Storing carbon as unprocessed starch is not more efficient than processing it into ATP for immediate cellular use, because ATP is the energy currency for cellular functions, while starch is for long-term energy and carbon storage. ATP is inherently unstable and rapidly used, whereas starch is a stable, insoluble molecule that can be broken down later for energy. Therefore, plants convert excess carbon into starch to store it, then convert it back to sugars and ATP when energy is needed.

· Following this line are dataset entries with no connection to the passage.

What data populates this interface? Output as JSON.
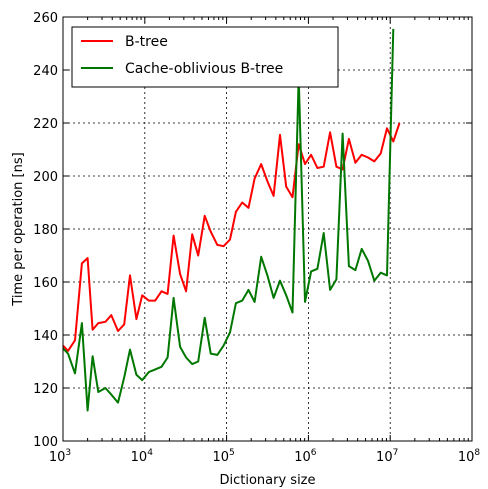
{
  "chart_data": {
    "type": "line",
    "title": "",
    "xlabel": "Dictionary size",
    "ylabel": "Time per operation [ns]",
    "xscale": "log",
    "xlim": [
      1000,
      100000000
    ],
    "ylim": [
      100,
      260
    ],
    "grid": true,
    "legend_position": "top-left",
    "x_tick_labels": [
      {
        "value": 1000,
        "base": "10",
        "exp": "3"
      },
      {
        "value": 10000,
        "base": "10",
        "exp": "4"
      },
      {
        "value": 100000,
        "base": "10",
        "exp": "5"
      },
      {
        "value": 1000000,
        "base": "10",
        "exp": "6"
      },
      {
        "value": 10000000,
        "base": "10",
        "exp": "7"
      },
      {
        "value": 100000000,
        "base": "10",
        "exp": "8"
      }
    ],
    "y_ticks": [
      100,
      120,
      140,
      160,
      180,
      200,
      220,
      240,
      260
    ],
    "series": [
      {
        "name": "B-tree",
        "color": "#ff0000",
        "points": [
          [
            1000,
            136
          ],
          [
            1150,
            134
          ],
          [
            1400,
            138
          ],
          [
            1700,
            167
          ],
          [
            2000,
            169
          ],
          [
            2300,
            142
          ],
          [
            2700,
            144.5
          ],
          [
            3300,
            145
          ],
          [
            3900,
            147.5
          ],
          [
            4700,
            141.5
          ],
          [
            5600,
            144
          ],
          [
            6600,
            162.5
          ],
          [
            7900,
            146
          ],
          [
            9300,
            155
          ],
          [
            11200,
            153
          ],
          [
            13400,
            153
          ],
          [
            16000,
            156.5
          ],
          [
            19000,
            155.5
          ],
          [
            22500,
            177.5
          ],
          [
            27000,
            163
          ],
          [
            32000,
            156.5
          ],
          [
            38000,
            178
          ],
          [
            45000,
            170
          ],
          [
            54000,
            185
          ],
          [
            64000,
            179
          ],
          [
            77000,
            174
          ],
          [
            92000,
            173.5
          ],
          [
            110000,
            176
          ],
          [
            130000,
            186.5
          ],
          [
            155000,
            190
          ],
          [
            185000,
            188
          ],
          [
            220000,
            199
          ],
          [
            265000,
            204.5
          ],
          [
            315000,
            198
          ],
          [
            375000,
            192.5
          ],
          [
            450000,
            215.5
          ],
          [
            535000,
            196
          ],
          [
            640000,
            192
          ],
          [
            760000,
            212
          ],
          [
            910000,
            204.5
          ],
          [
            1080000,
            208
          ],
          [
            1290000,
            203
          ],
          [
            1540000,
            203.5
          ],
          [
            1840000,
            216.5
          ],
          [
            2200000,
            203.5
          ],
          [
            2620000,
            202.5
          ],
          [
            3130000,
            214
          ],
          [
            3750000,
            205
          ],
          [
            4480000,
            208
          ],
          [
            5350000,
            207
          ],
          [
            6400000,
            205.5
          ],
          [
            7650000,
            208.5
          ],
          [
            9150000,
            218
          ],
          [
            10900000,
            213
          ],
          [
            13000000,
            220
          ]
        ]
      },
      {
        "name": "Cache-oblivious B-tree",
        "color": "#007700",
        "points": [
          [
            1000,
            135
          ],
          [
            1150,
            133
          ],
          [
            1400,
            125.5
          ],
          [
            1700,
            144.5
          ],
          [
            2000,
            111.5
          ],
          [
            2300,
            132
          ],
          [
            2700,
            118.5
          ],
          [
            3300,
            120
          ],
          [
            3900,
            117.5
          ],
          [
            4700,
            114.5
          ],
          [
            5600,
            124
          ],
          [
            6600,
            134.5
          ],
          [
            7900,
            125
          ],
          [
            9300,
            123
          ],
          [
            11200,
            126
          ],
          [
            13400,
            127
          ],
          [
            16000,
            128
          ],
          [
            19000,
            131.5
          ],
          [
            22500,
            154
          ],
          [
            27000,
            135.5
          ],
          [
            32000,
            131.5
          ],
          [
            38000,
            129
          ],
          [
            45000,
            130
          ],
          [
            54000,
            146.5
          ],
          [
            64000,
            133
          ],
          [
            77000,
            132.5
          ],
          [
            92000,
            136
          ],
          [
            110000,
            141
          ],
          [
            130000,
            152
          ],
          [
            155000,
            153
          ],
          [
            185000,
            157
          ],
          [
            220000,
            152.5
          ],
          [
            265000,
            169.5
          ],
          [
            315000,
            162.5
          ],
          [
            375000,
            154
          ],
          [
            450000,
            160.5
          ],
          [
            535000,
            155
          ],
          [
            640000,
            148.5
          ],
          [
            760000,
            237.5
          ],
          [
            910000,
            152.5
          ],
          [
            1080000,
            164
          ],
          [
            1290000,
            165
          ],
          [
            1540000,
            178.5
          ],
          [
            1840000,
            157
          ],
          [
            2200000,
            161
          ],
          [
            2620000,
            216
          ],
          [
            3130000,
            166
          ],
          [
            3750000,
            164.5
          ],
          [
            4480000,
            172.5
          ],
          [
            5350000,
            168
          ],
          [
            6400000,
            160.5
          ],
          [
            7650000,
            163.5
          ],
          [
            9150000,
            162.5
          ],
          [
            10900000,
            255.5
          ]
        ]
      }
    ]
  }
}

How far you should mainline up to depends on your light penetration, and if you side supplement, without getting into too many details, you have at most 2-3 layers of leaf before the red and blue parts of the spectral composition are completely absorbed, after which buds will become larf from too much green and not enough R&B. Even a leaf with low photosynthetic efficiency can still perform efficient cellular respiration. Leaves have specialized structures, like stomata, that allow for efficient gas movement regardless of the leaf's photosynthetic capacity. In plants, fan leaves are crucial for both photosynthesis and cellular respiration, the processes that provide the ATP (adenosine triphosphate) needed for growth and other cellular functions. Photosynthesis in chloroplasts produces ATP and NADPH, which are used in the Calvin cycle to produce sugars. These sugars are then broken down through cellular respiration in mitochondria, generating more ATP, along with carbon dioxide and water. This ATP fuels various cellular activities, including protein synthesis, transport, and other metabolic processes. You can live weeks without food. Days without water. Minutes without oxygen. 16 seconds without ATP. I always enjoy stating that because prior to me reading it, I had no idea what it even was, yet it is top of the food chain for everything. In its purest form, it is the currency of life. Energy. ATP comes before nutrients, before oxygen, and before carbon. While all are essential, ATP is arguably the most fundamental for plant growth as it acts as the primary energy currency for cellular processes. Nutrients, oxygen, and carbon are all necessary for photosynthesis and other metabolic processes, but they require ATP for the energy to be converted into usable forms, like sugars for growth. In essence, ATP is the energy that drives the entire process.